< Jesaja 8 >

1 Verder zeide de HEERE tot mij: Neem u een grote rol, en schrijf daarop met eens mensen griffel: Haastende tot den roof, is hij spoedig tot den buit!
And the Lord said unto me, Take thyself a large table, and write on it with distinct letters, Lemaher-shalal-chash-bas.
2 Toen nam ik mij getrouwe getuigen, Uria, den priester, en Zacharia, den zoon van Jeberechja.
And I was to summon for myself trustworthy witnesses, Uriyah the priest, and Zecharyahu the son of Yeberechyahu.
3 En ik was tot de profetesse genaderd, die werd zwanger, en baarde een zoon; en de HEERE zeide tot mij: Noem zijn naam MAHER-SCHALAL, CHAZ-BAZ.
And I came near unto the prophetess; and she conceived, and bore a son.
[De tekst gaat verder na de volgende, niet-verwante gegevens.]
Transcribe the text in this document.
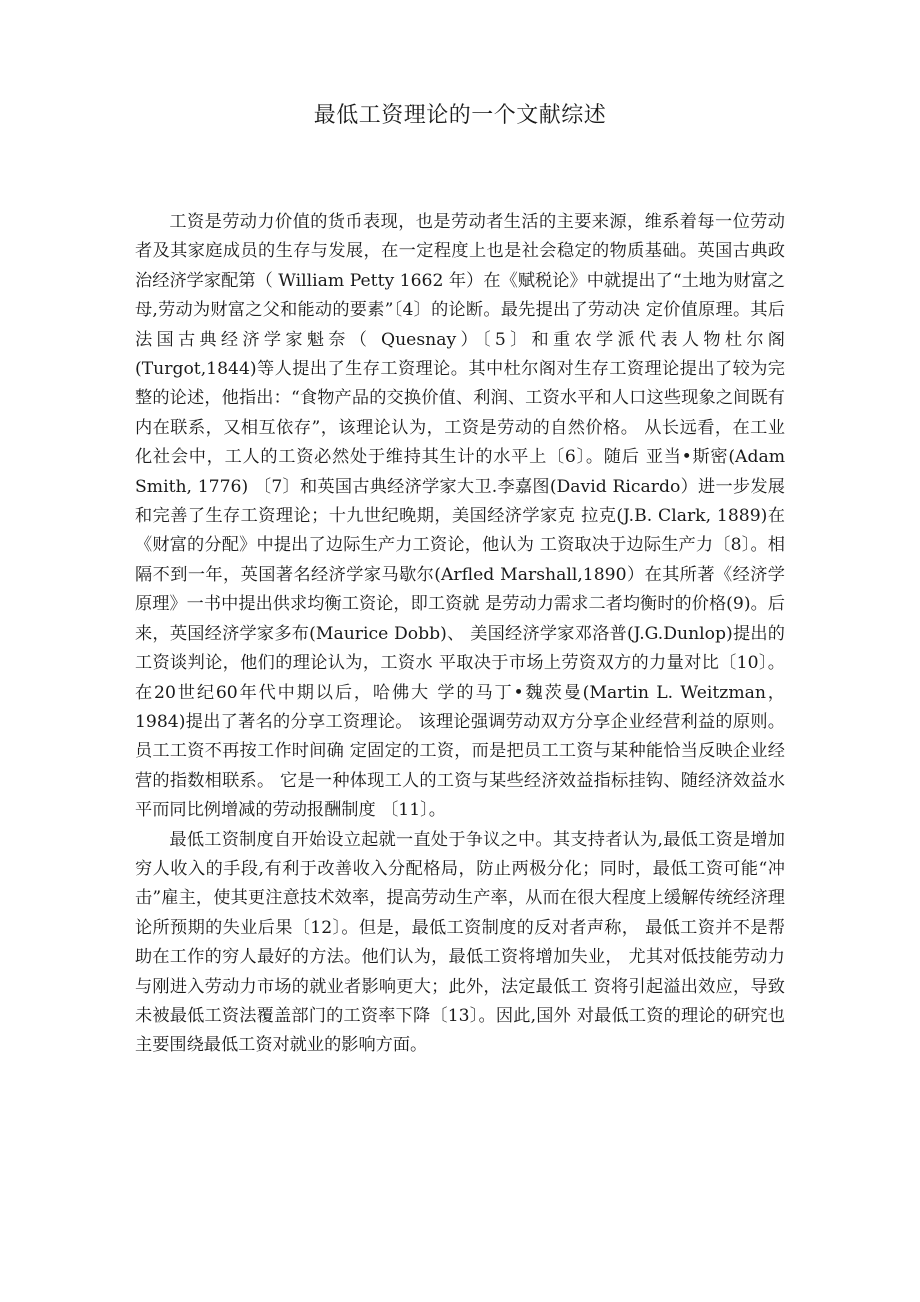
最低工资理论的一个文献综述

工资是劳动力价值的货币表现，也是劳动者生活的主要来源，维系着每一位劳动者及其家庭成员的生存与发展，在一定程度上也是社会稳定的物质基础。英国古典政治经济学家配第（ William Petty 1662 年）在《赋税论》中就提出了“土地为财富之母,劳动为财富之父和能动的要素”〔4〕的论断。最先提出了劳动决 定价值原理。其后法国古典经济学家魁奈（ Quesnay）〔5〕和重农学派代表人物杜尔阁(Turgot,1844)等人提出了生存工资理论。其中杜尔阁对生存工资理论提出了较为完整的论述，他指出：“食物产品的交换价值、利润、工资水平和人口这些现象之间既有内在联系，又相互依存”，该理论认为，工资是劳动的自然价格。 从长远看，在工业化社会中，工人的工资必然处于维持其生计的水平上〔6〕。随后 亚当•斯密(Adam Smith, 1776) 〔7〕和英国古典经济学家大卫.李嘉图(David Ricardo）进一步发展和完善了生存工资理论；十九世纪晚期，美国经济学家克 拉克(J.B. Clark, 1889)在《财富的分配》中提出了边际生产力工资论，他认为 工资取决于边际生产力〔8〕。相隔不到一年，英国著名经济学家马歇尔(Arfled Marshall,1890）在其所著《经济学原理》一书中提出供求均衡工资论，即工资就 是劳动力需求二者均衡时的价格(9)。后来，英国经济学家多布(Maurice Dobb)、 美国经济学家邓洛普(J.G.Dunlop)提出的工资谈判论，他们的理论认为，工资水 平取决于市场上劳资双方的力量对比〔10〕。在20世纪60年代中期以后，哈佛大 学的马丁•魏茨曼(Martin L. Weitzman，1984)提出了著名的分享工资理论。 该理论强调劳动双方分享企业经营利益的原则。员工工资不再按工作时间确 定固定的工资，而是把员工工资与某种能恰当反映企业经营的指数相联系。 它是一种体现工人的工资与某些经济效益指标挂钩、随经济效益水平而同比例增减的劳动报酬制度 〔11〕。

最低工资制度自开始设立起就一直处于争议之中。其支持者认为,最低工资是增加穷人收入的手段,有利于改善收入分配格局，防止两极分化；同时，最低工资可能“冲击”雇主，使其更注意技术效率，提高劳动生产率，从而在很大程度上缓解传统经济理论所预期的失业后果〔12〕。但是，最低工资制度的反对者声称， 最低工资并不是帮助在工作的穷人最好的方法。他们认为，最低工资将增加失业， 尤其对低技能劳动力与刚进入劳动力市场的就业者影响更大；此外，法定最低工 资将引起溢出效应，导致未被最低工资法覆盖部门的工资率下降〔13〕。因此,国外 对最低工资的理论的研究也主要围绕最低工资对就业的影响方面。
Then said the Lord to me, Call his name Maher-shalal-chash-bas.
4 Want eer dat knechtje zal kunnen roepen: Mijn vader! of, mijn moeder! zal men den rijkdom van Damaskus, en den buit van Samaria dragen voor het aangezicht van den koning van Assur.
For before yet the boy shall know to call, My father, and my mother, the wealth of Damascus and the spoil of Samaria shall be carried away before the king of Assyria.
5 En de HEERE sprak nog verder tot mij, zeggende:
And the Lord continued to speak unto me again, saying,
6 Dewijl dit volk veracht de wateren van Siloa, die zachtjes gaan, en er vreugde is bij Rezin en den zoon van Remalia;
Forasmuch as this people despiseth the waters of Shiloach that flow softly, and rejoice in Rezin and Remalyahu's son:
7 Daarom ziet, zo zal de Heere over hen doen opkomen die sterke en geweldige wateren der rivier, den koning van Assyrie en al zijn heerlijkheid; en hij zal opkomen over al zijn stromen, en gaan over al zijn oevers;
Yea therefore behold, the Lord bringeth up over them the strong and many waters of the river, —the king of Assyria, and all his glory; and he shall come up over all his channels, and step over all his banks;
8 En hij zal doortrekken in Juda, hij zal het overstromen, en er doorgaan, hij zal tot aan den hals reiken; en de uitstrekkingen zijner vleugelen zullen vervullen de breedte uws lands, o Immanuel!
And he shall penetrate into Judah, overflow and flood over, even to the neck shall he reach; and his outstretched wings shall fill the breadth of thy land, O 'Immanu-el.
9 Vergezelt u te zamen, gij volken! doch wordt verbroken; en neemt ter ore, allen gij, die in verre landen zijt, omgordt u, doch wordt verbroken; omgordt u, doch wordt verbroken!
Associate yourselves, O ye people, yet shall ye be broken in pieces; and give ear, all ye of the far portions of the earth: gird yourselves, yet shall ye be broken in pieces; gird yourselves, yet shall ye be broken in pieces.
10 Beraadslaagt een raad, doch hij zal vernietigd worden; spreekt een woord, doch het zal niet bestaan; want God is met ons!
Take counsel together, yet shall it come to naught; speak the word, and it shall not stand firm; for with us is God.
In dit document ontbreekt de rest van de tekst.